Definitely – finally! – there IS a cortisol connection.  When you are stressed, your body produces more cortisol.  This creates a cascade of events, increasing glucose production, which increases fat storage in the body.  Decrease your stress level and you decrease your cortisol levels, glucose production and fat storage.  This is clearly explained in the Yoga Journal Restorative Yoga Book on page 20 under the heading “Helps reduce obesity.”  Restorative yoga has been proven to invoke the Relaxation Response and reduce stress levels even more than active asana classes.  It is unclear whether that means you will get skinnier with restorative versus with ashtanga yoga. 

And the Relaxation Response of the parasympathetic nervous system is also known as rest and digest.  Increasing digestion has obvious implications in weight reduction.

And then there’s insomnia – both a cause and result of stress.  Insomnia is another culprit in increased cortisol. Restorative yoga alleviates insomnia, which is another way of saying it can reduce cortisol levels, and thus weight levels.

On the other hand, some people get skinny with stress.  Can’t-eat, can’t-sleep, rail-thin skinny.  This is also part of the stress response.  CRH, a fast-acting neurotransmitter, is released to suppress appetite. It makes sense that when you are in danger and highly stressed, your appetite shuts down.  Hunger is an inconvenient distraction from danger.  And then another, slower-acting hormone, glucocorticoid, kicks in to make you hungry later.  Hungry for carbs, which are easily stored as energy (read: fat) to replenish your reserves after you have escaped the danger and presumably consumed a lot of energy.
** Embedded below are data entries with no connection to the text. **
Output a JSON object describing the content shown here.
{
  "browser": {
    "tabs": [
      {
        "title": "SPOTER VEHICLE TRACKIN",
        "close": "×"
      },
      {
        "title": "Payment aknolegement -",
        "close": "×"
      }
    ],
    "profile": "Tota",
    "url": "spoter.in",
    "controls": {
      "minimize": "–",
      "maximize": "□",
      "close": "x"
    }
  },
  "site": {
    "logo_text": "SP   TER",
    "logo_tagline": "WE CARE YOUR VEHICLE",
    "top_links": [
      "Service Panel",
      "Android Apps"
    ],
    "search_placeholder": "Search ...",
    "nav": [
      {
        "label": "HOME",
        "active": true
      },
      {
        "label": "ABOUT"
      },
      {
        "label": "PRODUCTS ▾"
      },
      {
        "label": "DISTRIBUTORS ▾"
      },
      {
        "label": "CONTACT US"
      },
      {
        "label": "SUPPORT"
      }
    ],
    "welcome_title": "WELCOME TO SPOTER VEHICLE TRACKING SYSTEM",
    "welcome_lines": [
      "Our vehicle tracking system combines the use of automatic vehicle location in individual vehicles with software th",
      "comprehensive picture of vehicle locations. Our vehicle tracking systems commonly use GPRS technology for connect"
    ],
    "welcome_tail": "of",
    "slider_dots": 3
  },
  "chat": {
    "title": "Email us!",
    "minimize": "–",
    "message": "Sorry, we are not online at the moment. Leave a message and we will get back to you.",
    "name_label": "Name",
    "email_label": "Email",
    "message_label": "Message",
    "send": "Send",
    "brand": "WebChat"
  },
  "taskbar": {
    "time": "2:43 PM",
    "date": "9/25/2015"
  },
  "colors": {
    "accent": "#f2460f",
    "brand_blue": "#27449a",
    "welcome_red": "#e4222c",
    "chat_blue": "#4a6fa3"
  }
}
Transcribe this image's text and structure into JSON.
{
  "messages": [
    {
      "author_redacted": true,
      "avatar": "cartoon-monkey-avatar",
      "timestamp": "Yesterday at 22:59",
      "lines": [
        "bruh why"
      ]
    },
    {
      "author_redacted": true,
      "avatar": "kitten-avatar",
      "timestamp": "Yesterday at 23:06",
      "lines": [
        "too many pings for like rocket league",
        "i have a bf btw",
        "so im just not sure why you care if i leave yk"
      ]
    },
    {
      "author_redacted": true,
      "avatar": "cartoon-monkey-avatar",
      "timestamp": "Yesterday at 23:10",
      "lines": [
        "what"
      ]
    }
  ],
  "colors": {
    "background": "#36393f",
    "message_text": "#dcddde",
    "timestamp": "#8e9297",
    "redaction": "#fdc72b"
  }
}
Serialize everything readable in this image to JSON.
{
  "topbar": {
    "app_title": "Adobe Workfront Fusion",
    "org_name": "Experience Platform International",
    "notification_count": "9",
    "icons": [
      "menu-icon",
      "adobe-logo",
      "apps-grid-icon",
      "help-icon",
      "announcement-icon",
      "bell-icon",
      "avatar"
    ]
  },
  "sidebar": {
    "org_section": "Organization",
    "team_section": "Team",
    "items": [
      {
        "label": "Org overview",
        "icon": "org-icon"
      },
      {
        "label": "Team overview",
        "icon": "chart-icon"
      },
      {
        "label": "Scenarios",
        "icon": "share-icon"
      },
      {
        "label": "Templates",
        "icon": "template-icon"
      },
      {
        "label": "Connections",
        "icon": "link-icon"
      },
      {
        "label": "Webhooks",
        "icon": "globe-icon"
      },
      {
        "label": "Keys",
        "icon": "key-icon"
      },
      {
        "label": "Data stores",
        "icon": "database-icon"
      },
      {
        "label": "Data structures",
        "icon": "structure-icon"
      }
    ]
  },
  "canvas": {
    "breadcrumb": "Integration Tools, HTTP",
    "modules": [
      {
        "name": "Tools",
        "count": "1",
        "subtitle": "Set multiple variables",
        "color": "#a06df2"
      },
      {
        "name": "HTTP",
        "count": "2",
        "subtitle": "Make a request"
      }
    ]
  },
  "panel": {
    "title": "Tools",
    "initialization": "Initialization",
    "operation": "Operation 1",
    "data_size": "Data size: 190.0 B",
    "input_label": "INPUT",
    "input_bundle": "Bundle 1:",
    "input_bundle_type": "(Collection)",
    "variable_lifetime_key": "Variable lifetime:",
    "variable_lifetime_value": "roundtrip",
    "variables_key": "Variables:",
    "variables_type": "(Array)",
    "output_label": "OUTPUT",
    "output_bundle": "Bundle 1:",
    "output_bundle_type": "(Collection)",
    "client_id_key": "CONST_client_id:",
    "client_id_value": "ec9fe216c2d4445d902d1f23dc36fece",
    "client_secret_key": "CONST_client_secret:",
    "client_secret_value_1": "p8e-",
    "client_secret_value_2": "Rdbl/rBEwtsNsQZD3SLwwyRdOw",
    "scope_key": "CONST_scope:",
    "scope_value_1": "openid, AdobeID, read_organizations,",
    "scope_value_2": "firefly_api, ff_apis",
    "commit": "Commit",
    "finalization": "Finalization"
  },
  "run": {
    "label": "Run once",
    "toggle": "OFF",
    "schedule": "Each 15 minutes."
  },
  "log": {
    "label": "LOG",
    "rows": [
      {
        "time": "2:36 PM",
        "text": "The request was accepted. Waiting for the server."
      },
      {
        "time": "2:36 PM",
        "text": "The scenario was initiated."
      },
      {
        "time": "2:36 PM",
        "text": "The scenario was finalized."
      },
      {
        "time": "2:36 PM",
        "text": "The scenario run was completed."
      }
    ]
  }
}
Some people naturally produce more hunger-inducing glucocorticoids than others.  This falls under the blame-your-parents category. Some people are more easily stressed than others.  This falls under the stay-tuned-for-more-posts category.  All people everywhere can reduce stress levels by invoking the Relaxation Response in restorative yoga.  It may or may not make you skinny, but it will give you a greater sense of ease and acceptance, allowing you to embrace who you are now… anyway.